Generated World

2025-09-25

I've been spoiled, in that I've been privileged to have access to education, not only on practically any subject I've been interested in, but more importantly, that it even exists. The dark side is a bit of a snooty attitude that there's a 'correct' way of doing things, and anything else is, well, lesser.

An example of software wizardry that has captivated many of those who have seen it, is the world of Elite, originally on the BBC Micro, but then ported to, well, everything capable of running it. Elite, if you haven't seen it, features a game world that is immense. On hardware with less ram than modern L1 cache.

The trick is of course PCG, Procedurally Generated Content, of which Elite's Goat Soup algorithm is a striking example.

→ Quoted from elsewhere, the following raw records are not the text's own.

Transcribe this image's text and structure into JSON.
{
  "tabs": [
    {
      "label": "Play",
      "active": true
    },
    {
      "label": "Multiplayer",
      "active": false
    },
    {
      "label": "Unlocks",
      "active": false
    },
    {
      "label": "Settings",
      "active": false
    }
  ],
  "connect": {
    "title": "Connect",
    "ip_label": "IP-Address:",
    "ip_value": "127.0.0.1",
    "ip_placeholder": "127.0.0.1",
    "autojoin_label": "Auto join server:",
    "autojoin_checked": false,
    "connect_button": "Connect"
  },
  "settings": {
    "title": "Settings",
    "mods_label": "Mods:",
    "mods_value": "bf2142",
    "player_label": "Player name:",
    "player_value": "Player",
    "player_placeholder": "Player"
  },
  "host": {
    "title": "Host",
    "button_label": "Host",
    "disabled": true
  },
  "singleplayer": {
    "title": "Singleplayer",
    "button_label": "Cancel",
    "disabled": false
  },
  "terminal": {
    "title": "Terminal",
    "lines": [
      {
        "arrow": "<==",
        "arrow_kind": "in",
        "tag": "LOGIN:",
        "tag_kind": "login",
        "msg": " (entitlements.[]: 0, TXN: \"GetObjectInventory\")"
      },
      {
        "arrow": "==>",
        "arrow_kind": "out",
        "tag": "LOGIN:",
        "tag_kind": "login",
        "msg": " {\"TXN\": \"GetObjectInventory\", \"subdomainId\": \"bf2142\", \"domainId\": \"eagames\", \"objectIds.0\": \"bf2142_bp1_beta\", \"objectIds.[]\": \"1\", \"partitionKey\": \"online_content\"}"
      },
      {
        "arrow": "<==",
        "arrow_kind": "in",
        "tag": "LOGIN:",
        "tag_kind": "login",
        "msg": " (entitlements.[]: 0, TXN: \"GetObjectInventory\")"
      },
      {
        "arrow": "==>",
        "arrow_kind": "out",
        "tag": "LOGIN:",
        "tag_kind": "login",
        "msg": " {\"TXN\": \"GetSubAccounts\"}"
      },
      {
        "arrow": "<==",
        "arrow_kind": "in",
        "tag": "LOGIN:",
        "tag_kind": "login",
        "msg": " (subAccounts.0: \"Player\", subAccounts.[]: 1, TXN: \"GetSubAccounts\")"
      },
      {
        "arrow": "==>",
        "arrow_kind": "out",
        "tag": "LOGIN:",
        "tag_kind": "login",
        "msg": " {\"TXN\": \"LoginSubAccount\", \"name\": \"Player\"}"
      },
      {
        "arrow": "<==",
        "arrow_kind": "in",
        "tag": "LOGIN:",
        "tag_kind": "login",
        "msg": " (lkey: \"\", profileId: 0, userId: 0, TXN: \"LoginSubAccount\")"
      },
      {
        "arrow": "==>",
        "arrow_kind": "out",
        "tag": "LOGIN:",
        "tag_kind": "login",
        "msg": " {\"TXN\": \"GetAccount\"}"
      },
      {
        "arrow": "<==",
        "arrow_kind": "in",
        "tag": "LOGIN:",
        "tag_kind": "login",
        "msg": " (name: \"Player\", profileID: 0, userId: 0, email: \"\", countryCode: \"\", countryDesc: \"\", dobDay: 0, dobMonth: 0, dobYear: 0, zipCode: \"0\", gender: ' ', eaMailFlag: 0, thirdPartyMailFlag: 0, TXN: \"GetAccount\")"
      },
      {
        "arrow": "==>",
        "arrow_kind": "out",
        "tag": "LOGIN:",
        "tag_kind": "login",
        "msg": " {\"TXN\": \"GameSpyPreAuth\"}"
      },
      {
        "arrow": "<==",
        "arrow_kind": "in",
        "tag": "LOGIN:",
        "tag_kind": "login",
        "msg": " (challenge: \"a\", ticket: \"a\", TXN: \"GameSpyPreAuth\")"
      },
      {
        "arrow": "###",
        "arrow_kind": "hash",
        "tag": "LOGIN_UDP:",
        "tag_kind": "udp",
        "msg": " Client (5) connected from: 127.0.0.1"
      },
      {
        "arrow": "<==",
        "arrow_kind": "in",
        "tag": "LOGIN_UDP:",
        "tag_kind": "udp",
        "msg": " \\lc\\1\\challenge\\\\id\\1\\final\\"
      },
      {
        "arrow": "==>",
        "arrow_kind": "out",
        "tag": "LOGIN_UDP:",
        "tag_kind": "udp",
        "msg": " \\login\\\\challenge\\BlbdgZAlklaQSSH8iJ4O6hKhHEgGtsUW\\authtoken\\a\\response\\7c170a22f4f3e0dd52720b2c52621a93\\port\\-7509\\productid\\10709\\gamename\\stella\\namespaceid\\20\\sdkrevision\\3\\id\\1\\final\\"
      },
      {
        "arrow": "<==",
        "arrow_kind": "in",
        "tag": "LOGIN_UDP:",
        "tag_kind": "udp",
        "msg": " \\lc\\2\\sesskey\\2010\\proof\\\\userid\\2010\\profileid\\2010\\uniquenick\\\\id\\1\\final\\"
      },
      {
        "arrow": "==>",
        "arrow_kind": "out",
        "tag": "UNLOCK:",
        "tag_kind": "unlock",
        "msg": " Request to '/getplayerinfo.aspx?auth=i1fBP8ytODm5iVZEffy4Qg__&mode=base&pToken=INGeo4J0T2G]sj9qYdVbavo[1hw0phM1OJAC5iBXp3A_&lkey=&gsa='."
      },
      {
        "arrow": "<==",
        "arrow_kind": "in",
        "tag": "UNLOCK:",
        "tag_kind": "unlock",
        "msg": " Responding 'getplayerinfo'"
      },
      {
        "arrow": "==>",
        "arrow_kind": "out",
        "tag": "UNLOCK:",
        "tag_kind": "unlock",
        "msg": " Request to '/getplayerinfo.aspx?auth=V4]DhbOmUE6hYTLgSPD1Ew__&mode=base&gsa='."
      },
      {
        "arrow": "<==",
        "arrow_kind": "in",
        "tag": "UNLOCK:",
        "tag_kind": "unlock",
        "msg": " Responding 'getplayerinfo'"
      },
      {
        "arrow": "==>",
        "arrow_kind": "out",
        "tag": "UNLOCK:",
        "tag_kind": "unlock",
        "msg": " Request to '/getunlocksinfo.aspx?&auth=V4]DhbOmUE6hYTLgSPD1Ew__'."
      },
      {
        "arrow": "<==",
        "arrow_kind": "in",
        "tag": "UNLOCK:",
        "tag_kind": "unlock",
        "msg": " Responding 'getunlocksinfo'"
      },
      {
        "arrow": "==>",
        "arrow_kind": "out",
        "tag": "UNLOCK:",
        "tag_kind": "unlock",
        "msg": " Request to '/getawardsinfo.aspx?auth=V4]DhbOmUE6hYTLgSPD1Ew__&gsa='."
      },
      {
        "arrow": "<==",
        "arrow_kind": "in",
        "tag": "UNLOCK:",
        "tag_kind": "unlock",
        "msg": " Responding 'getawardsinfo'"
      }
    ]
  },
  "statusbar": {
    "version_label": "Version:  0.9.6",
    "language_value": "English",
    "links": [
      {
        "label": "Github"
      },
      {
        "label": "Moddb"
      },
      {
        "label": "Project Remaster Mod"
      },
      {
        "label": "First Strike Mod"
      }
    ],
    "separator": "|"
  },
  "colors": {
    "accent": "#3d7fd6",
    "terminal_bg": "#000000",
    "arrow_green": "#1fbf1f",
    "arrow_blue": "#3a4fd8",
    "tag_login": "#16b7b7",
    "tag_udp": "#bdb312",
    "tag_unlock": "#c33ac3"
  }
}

It works by using a [pseudo-random number generator](Pseudorandom number generator), seeded with the starting point, to place stars in galaxies and generate system descriptions. Since the PRNG, and the generators that make up the game world, are deterministic, any or all of it can be discarded and re-generated at will.

Another game with a similarly ambitious game world is Uplink. I loved it, and still do, but it was something of an eye-opener to also buy the source code. It was not-good, in an (almost shockingly) pragmatic way. For example, there's code duplication all over the place, and even a few cases of imperfect duplication, but it's a working game. A fun and exciting one, at that. In some ways, this is a circle I'm still trying to square. Most disturbingly, the world is generated at game start, and then simply saved, as is, some hundreds times the size of the entire Elite game.

I got to thinking about the problem, and I think I have something worth pursuing.

The Problem

So... the problem is to be able to present a vast cast of characters, a conundrum of corporations and overall, an overwhelmingly wide world. Just generating it is relatively easy, but we'd like to be able to find instances with specific properties, quickly. Preferably, we'd like to be able to find instances with multiple properties at least within certain ranges.

We can generate infinite reams of plausible data, but we don't have a way to organise it sensibly. Generating the world, as a tree of seeds works well when attention is necessarily focused on one path from universe to galaxy to star system, but it won't cut it when the universe is available instantaneously, all at once, and embedded in a lattice of links.

Fake database

First, let's tighten the requirements on property generators to working with the (conceptual) range of zero to one, or, (more practically), the range of some integer type, e.g. unsigned 32 bits.

This first step gives us generators like name(x): N(Aaron Aaronson).. N(Zoë Zywar), and shoe(x): Sh(32)..Sh(54)

To mix things up, we can then use a block cipher, e.g. TEA, with a block shrunk to the appropriate size and a key for each property we want to generate.

Starting from one property, (hidden, or just the most commonly used one) we can 'encrypt' that seed to generate the seed for another property. Decryption also works, so if you're looking for the person with shoe size at exactly the 90th percentile, you can just 'decrypt' 0.90, and there you go. This works because block ciphers must, by necessity, be bijections. (That is, one-to-one mappings.)

  ---
config:
  theme: dark
  class:
    hideEmptyMembersBox: true
---
classDiagram
  class CoreSeed
  class NameSeed
  class ShoeSeed

  CoreSeed -- NameSeed
  CoreSeed -- ShoeSeed

Finding multi-property matches is a matter of ordering the requirements from narrow to wide, and trying to find intersections. Because the cipher will generate blocks (practically, at least,) indistinguishable from random, we can model this as drawing from uniform distributions.

Yes, multi-property matches rapidly become more painful to find, but still possible, if a match even exists. (Perhaps none of the 0.1% wealthiest have 0.01% smallest shoe size?)

Another weakness is that the seeds are completely independent. I think this can, to some extent be dealt with by choosing properties with this in mind. For example, height and weight could perhaps be size and shape, but that does make some searches more difficult instead, since height would then be a function of two parameters.

Modification

Since the original use case was a game where you can, among other things, hack the academic database and change grades, modifications can be reverted and hand-waved away in-game as having been discovered corrected. The easy way to handle modifications is to simply put a cache in front, that remembers some modifications. All of them? The $n$ latest? Within the last $t$ time? Weighted? Whatever you pick, it's going to be a lot smaller than the whole world.

Finally, draw the rest of the owl

It turns out that mapping 0..1 to things is possible, but doing it well requires some thought. "Places" means places on earth... on land, which requires a map. And that's still strange, because we will probably want to use a population density map, filtered for WEIRD people, because we're WEIRD like that, and we expect so see our reflection. Picking a point on that map is relatively straight-forward, just sum up all the values of the pixels, find the pixel where the count hits $x \in [0,1)$ of those. Again searching becomes painful, each pixel represents a tiny fraction of the full zero to unity range. Using a space-filling curve might result in being able to consolidate more neighboring fragment ranges, but is it worth it?

Is any of this worth it?

As an experiment, yes.

To make a game, no.